Monday, February 5, 2018

N.C. Wyeth Does Modernism, Meets George Washington

It isn't unheard-of for a popular culture figure to disparage the works that brought fame and prosperity and to try doing something supposedly "higher." Examples include portrait artist John Singer Sargent and illustrator Dean Cornwell taking up mural painting. Or Arthur Conan Doyle trying to unharness himself from his famed creation Sherlock Holmes.

So it was with master illustrator N.C. (Newell Convers) Wyeth (1882-1945), Wikipedia entry here. As the link mentions, by the time he was well-established as an illustrator, he began to hate being a slave to that trade and began to create Fine Arts paintings. Prudently, he maintained his illustration career to preserve hearth, home, and lifestyle.

In September I re-visited the Brandywine River Museum of Art that features the works of the Wyeth family. On display were several of N.C.'s paintings done in the fashionable 1920s-1930s semi-Modernist vein. I also bought this catalog for a 1995 exhibit dealing with that subject.

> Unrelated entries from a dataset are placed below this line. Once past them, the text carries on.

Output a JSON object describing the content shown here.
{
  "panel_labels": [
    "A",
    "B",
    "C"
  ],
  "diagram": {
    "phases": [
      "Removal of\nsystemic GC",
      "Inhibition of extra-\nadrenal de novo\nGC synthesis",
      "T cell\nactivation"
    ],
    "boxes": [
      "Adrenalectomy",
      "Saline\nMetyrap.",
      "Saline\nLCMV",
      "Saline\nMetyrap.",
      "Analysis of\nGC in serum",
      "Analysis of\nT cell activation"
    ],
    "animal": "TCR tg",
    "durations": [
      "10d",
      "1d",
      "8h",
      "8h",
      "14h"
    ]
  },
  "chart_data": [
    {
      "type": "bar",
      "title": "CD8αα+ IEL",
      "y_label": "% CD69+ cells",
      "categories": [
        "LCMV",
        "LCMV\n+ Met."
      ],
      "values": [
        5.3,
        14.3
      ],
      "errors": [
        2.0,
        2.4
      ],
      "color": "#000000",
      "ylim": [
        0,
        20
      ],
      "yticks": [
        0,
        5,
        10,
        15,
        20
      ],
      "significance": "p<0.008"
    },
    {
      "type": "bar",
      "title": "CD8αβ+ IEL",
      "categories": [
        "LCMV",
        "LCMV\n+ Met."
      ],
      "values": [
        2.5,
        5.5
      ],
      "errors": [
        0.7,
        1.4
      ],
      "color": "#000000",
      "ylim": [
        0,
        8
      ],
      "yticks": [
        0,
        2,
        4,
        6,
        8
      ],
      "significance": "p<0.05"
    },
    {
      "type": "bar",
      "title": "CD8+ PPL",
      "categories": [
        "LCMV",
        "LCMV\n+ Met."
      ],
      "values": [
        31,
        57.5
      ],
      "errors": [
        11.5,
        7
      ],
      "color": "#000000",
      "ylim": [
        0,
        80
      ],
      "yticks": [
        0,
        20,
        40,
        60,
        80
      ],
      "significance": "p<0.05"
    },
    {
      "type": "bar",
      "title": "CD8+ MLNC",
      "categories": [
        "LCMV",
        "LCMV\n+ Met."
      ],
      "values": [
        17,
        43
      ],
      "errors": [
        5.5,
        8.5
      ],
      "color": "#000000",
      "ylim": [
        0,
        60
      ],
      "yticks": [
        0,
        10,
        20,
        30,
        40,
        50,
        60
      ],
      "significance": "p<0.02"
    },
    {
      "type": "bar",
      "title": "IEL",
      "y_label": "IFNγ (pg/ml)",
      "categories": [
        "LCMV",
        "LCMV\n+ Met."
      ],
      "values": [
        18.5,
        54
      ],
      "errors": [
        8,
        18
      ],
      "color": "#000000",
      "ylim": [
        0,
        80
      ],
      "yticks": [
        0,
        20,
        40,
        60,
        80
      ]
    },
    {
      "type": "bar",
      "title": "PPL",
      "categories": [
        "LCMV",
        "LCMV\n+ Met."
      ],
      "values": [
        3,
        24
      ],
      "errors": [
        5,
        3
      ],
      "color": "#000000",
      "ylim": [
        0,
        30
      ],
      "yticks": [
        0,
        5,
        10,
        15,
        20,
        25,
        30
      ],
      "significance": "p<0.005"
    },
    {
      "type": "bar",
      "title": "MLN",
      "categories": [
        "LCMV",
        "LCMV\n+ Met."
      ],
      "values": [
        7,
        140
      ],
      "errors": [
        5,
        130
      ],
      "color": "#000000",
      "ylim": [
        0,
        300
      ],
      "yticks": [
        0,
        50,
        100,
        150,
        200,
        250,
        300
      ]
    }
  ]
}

According to it, Wyeth felt liberated and highly creative when doing such paintings, derivative though they actually were. And in my judgment, they were generally inferior to his illustration work. This post features a painting titled "In a Dream I Met General Washington" (1930). I might deal with other such works in future posts.

Gallery

The museum's image of the painting.

A detail photo that I took. This and the following images of mine can be greatly enlarged by clicking on them.
Here we see Wyeth, wearing his usual knee-britches, paintbrushes in one hand, palette in the other, facing the great man.

Landscape towards the upper-right corner. Thinly-painted for the most part. The stylized, rounded hills and tree forms were an emerging Regionalist cliché, as Grant Wood was doing the same sort of thing in 1930.

Here Wyeth tosses in a battle scene.

And includes his young son Andrew Wyeth sketching.

1 comment:

Lisa Fulton said...

I appreciate this post. I have been to this museum in Chad's Ford, PA; and enjoyed it very much. Seeing the large canvases of the familiar illustrations was great. I agree with you that those book illustrations are much stronger, more striking, than this type of painting. I also enjoyed the museum's collection of Andrew Wyeth's paintings.